HUMANITARIAN agencies are warning of further challenges to come amid the crisis in Rakhine State, Burma (Myanmar), including a possible exodus of 200,000 more people into Bangladesh as well as chronic malnutrition among children in the camps.
The International Rescue Committee (IRC) said on Friday that it is expecting a further 200,000 arrivals in the coming weeks. This would bring the total number of refugees in Cox’s Bazar to more than 1 million people, “exacerbating an already unimaginable humanitarian crisis,” it said.
The United Nations World Food Programme (WFP), meanwhile, said it was redoubling its efforts to combat malnutrition in refugee camps. One in four children in Kutupalong – now one of the world’s largest refugee camps – are thought to be suffering from malnutrition.
So-called “clearing operations” by the Tatmadaw army of Burma in the wake of attacks by the Arakan Rohingya Salvation Army (ARSA) have resulted in the exodus of more than 607,000 people into Bangladesh in less than three months.

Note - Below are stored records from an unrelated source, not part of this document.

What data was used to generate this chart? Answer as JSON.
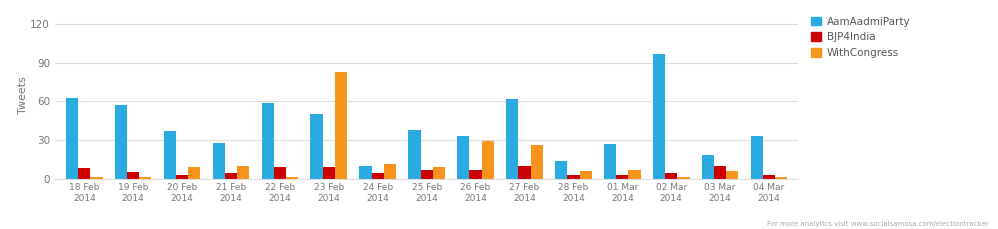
{
  "dates": [
    "18 Feb\n2014",
    "19 Feb\n2014",
    "20 Feb\n2014",
    "21 Feb\n2014",
    "22 Feb\n2014",
    "23 Feb\n2014",
    "24 Feb\n2014",
    "25 Feb\n2014",
    "26 Feb\n2014",
    "27 Feb\n2014",
    "28 Feb\n2014",
    "01 Mar\n2014",
    "02 Mar\n2014",
    "03 Mar\n2014",
    "04 Mar\n2014"
  ],
  "aap": [
    63,
    57,
    37,
    28,
    59,
    50,
    10,
    38,
    33,
    62,
    14,
    27,
    97,
    18,
    33
  ],
  "bjp": [
    8,
    5,
    3,
    4,
    9,
    9,
    4,
    7,
    7,
    10,
    3,
    3,
    4,
    10,
    3
  ],
  "congress": [
    1,
    1,
    9,
    10,
    1,
    83,
    11,
    9,
    29,
    26,
    6,
    7,
    1,
    6,
    1
  ],
  "aap_color": "#29ABE2",
  "bjp_color": "#CC0000",
  "congress_color": "#F7941D",
  "ylabel": "Tweets",
  "yticks": [
    0,
    30,
    60,
    90,
    120
  ],
  "ylim": [
    0,
    130
  ],
  "background_color": "#FFFFFF",
  "grid_color": "#DDDDDD",
  "legend_labels": [
    "AamAadmiParty",
    "BJP4India",
    "WithCongress"
  ],
  "bar_width": 0.25,
  "watermark": "For more analytics visit www.socialsamosa.com/electiontracker"
}
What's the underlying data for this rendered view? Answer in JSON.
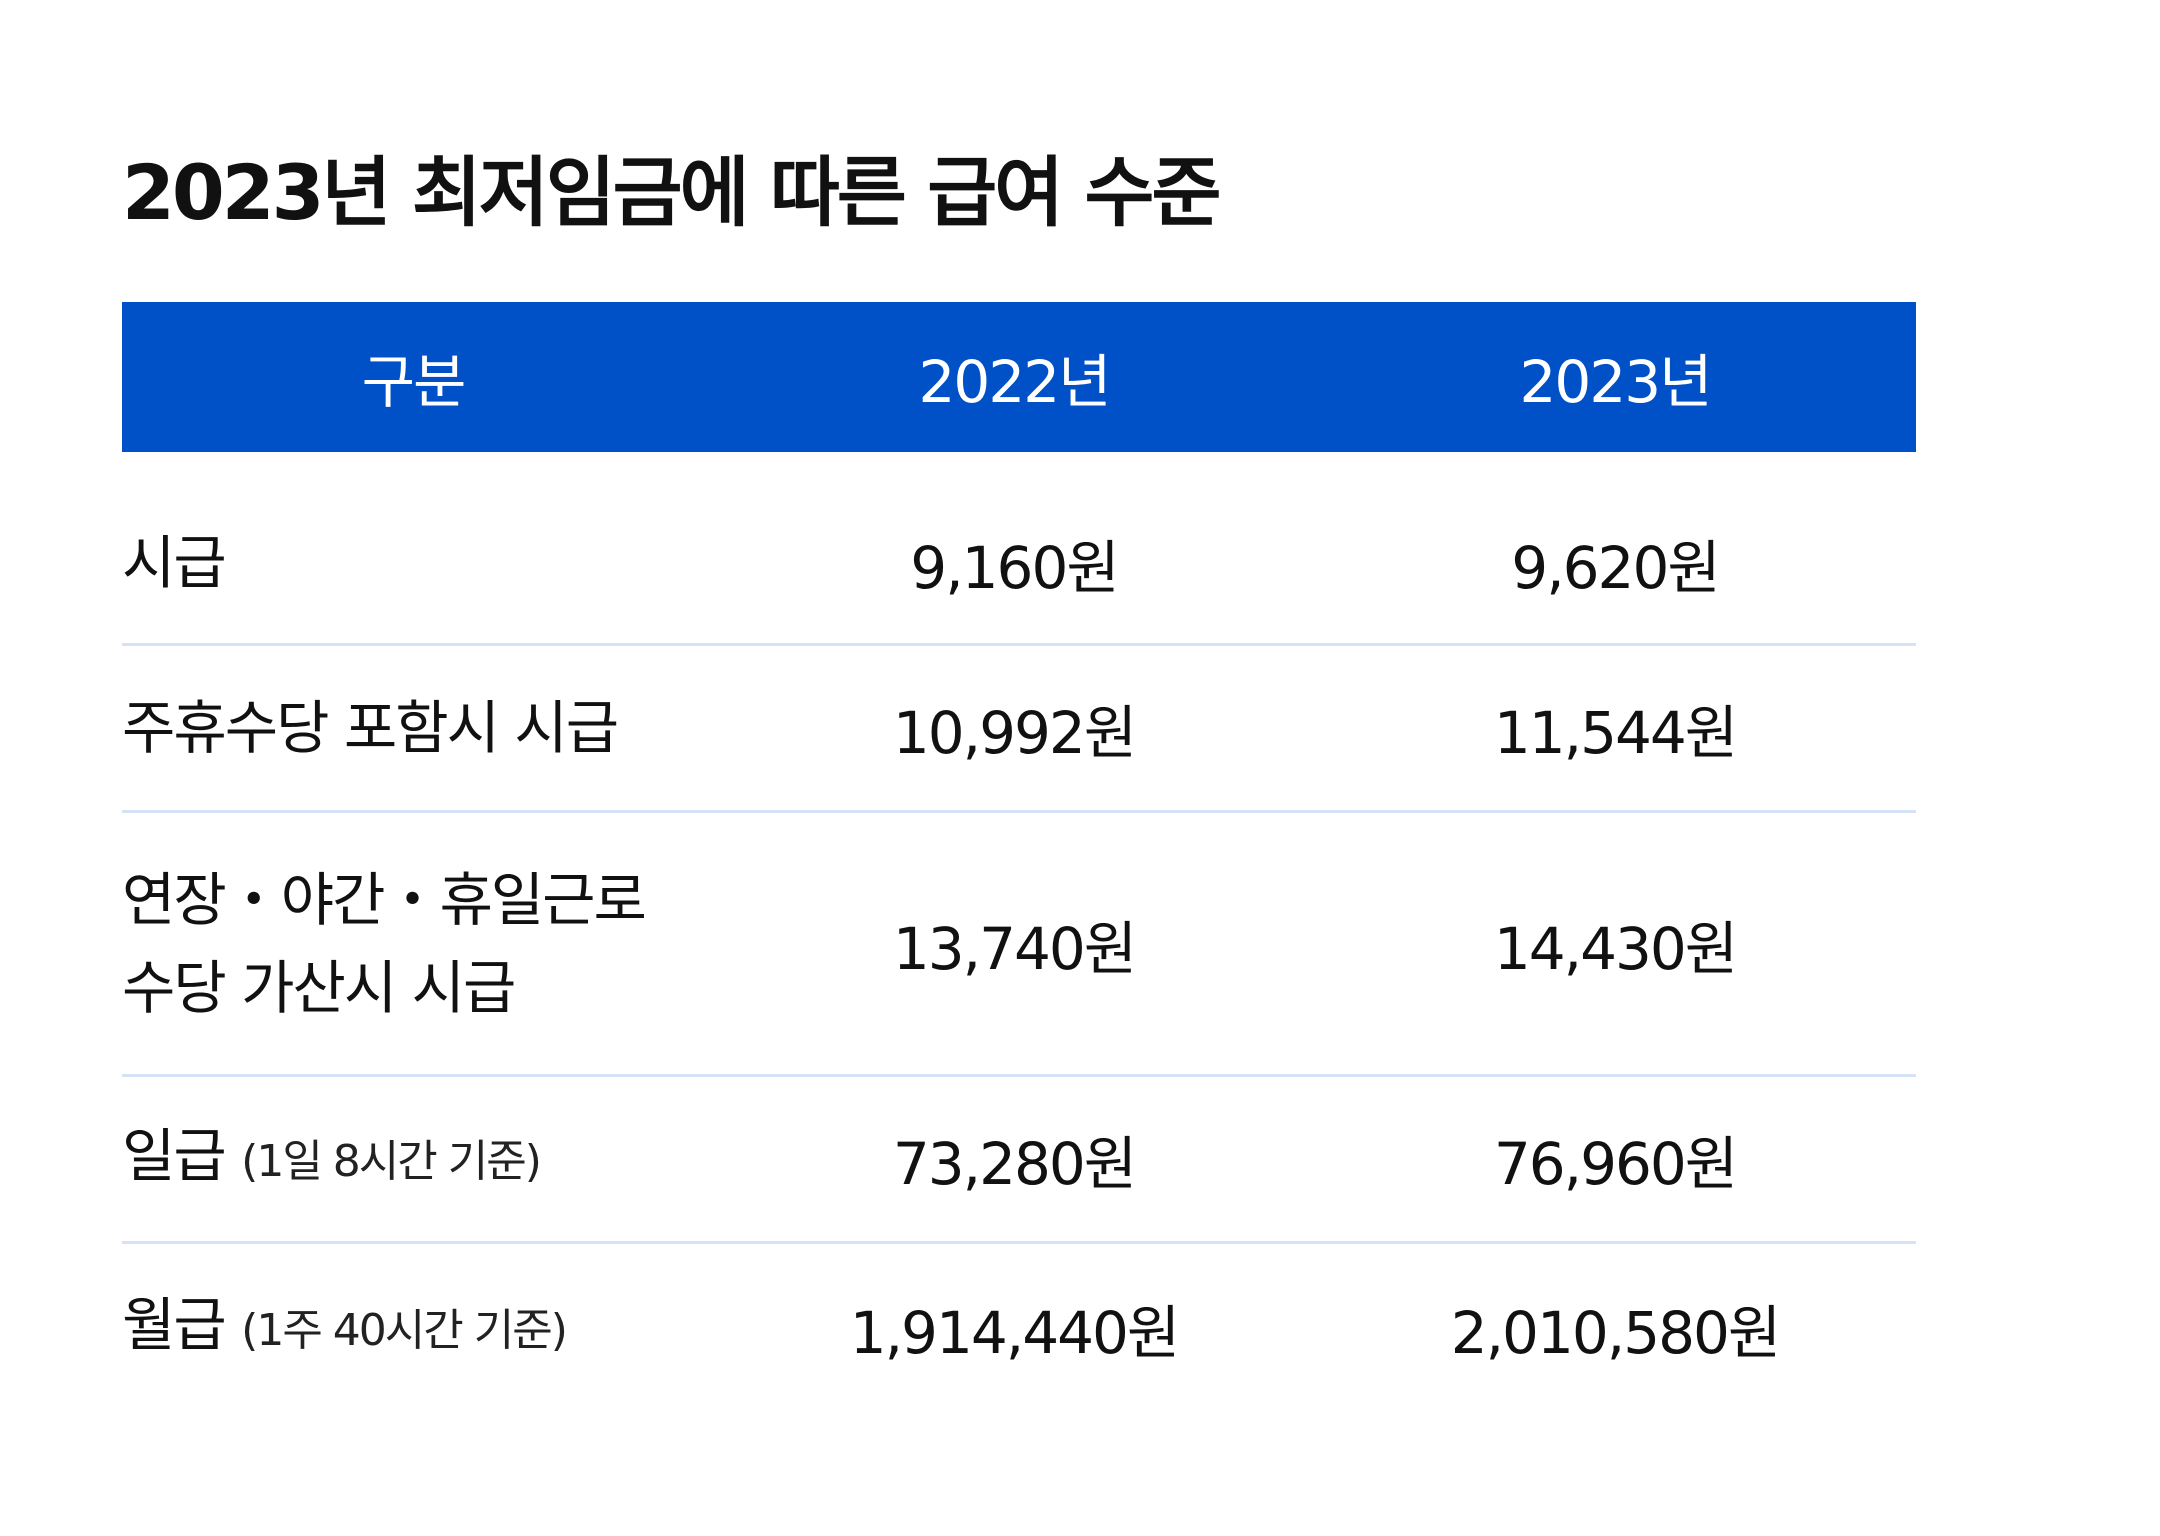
{
  "title": "2023년 최저임금에 따른 급여 수준",
  "table": {
    "headers": [
      "구분",
      "2022년",
      "2023년"
    ],
    "rows": [
      {
        "label": "시급",
        "note": "",
        "y2022": "9,160원",
        "y2023": "9,620원"
      },
      {
        "label": "주휴수당 포함시 시급",
        "note": "",
        "y2022": "10,992원",
        "y2023": "11,544원"
      },
      {
        "label_line1": "연장・야간・휴일근로",
        "label_line2": "수당 가산시 시급",
        "y2022": "13,740원",
        "y2023": "14,430원"
      },
      {
        "label": "일급",
        "note": "(1일 8시간 기준)",
        "y2022": "73,280원",
        "y2023": "76,960원"
      },
      {
        "label": "월급",
        "note": "(1주 40시간 기준)",
        "y2022": "1,914,440원",
        "y2023": "2,010,580원"
      }
    ]
  },
  "colors": {
    "header_bg": "#0050c8",
    "header_text": "#ffffff",
    "row_divider": "#d6e3f6",
    "body_text": "#111111"
  }
}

Some 800,000 refugees from Burma are now residing in the impoverished South Asian nation and more continue to stream across the border. An estimated 60 percent of these are children, of which thousands are separated or unaccompanied.
“This means that a quarter of Rohingya children between 6 months and five years of age – almost 40,000 – are already malnourished and in urgent need of life-saving help,” said the IRC. Tens of thousands of women in the camps are pregnant.
Moreover, some 95 percent of people in refugee camps in Cox’s Bazar are drinking contaminated water.
The WFP said that “food alone is not enough to beat back malnutrition; poor sanitation and unsafe water can easily make the problem worse. More than half of the new arrivals are suffering from diarrhoea.” It will conduct further nutrition assessments for new arrivals throughout November.
In September, UNICEF announced it was launching an immunisation campaign to assist Rohingya children against measles, rubella and polio.
The traumatised population’s health needs are exacerbated by the trauma of fleeing a situation the UN has described as a “textbook example of ethnic cleansing.” Burmese security forces and Buddhist vigilantes stand accused of mass killings, arson and rape.
“The conditions we are seeing in Cox’s Bazar create a perfect storm for a public health crisis on an unimaginable scale,” said Cat Mahony, the IRC’s emergency response director in Bangladesh.
“Extremely vulnerable families with unmet health needs, high levels of food insecurity, limited access to health services and appalling conditions for hygiene, sanitation and access to clean drinking water – all of which contribute to these awfully high rates of malnutrition,” she added.
“The situation will only deteriorate with more arrivals and a greater strain on already overstretched resources.”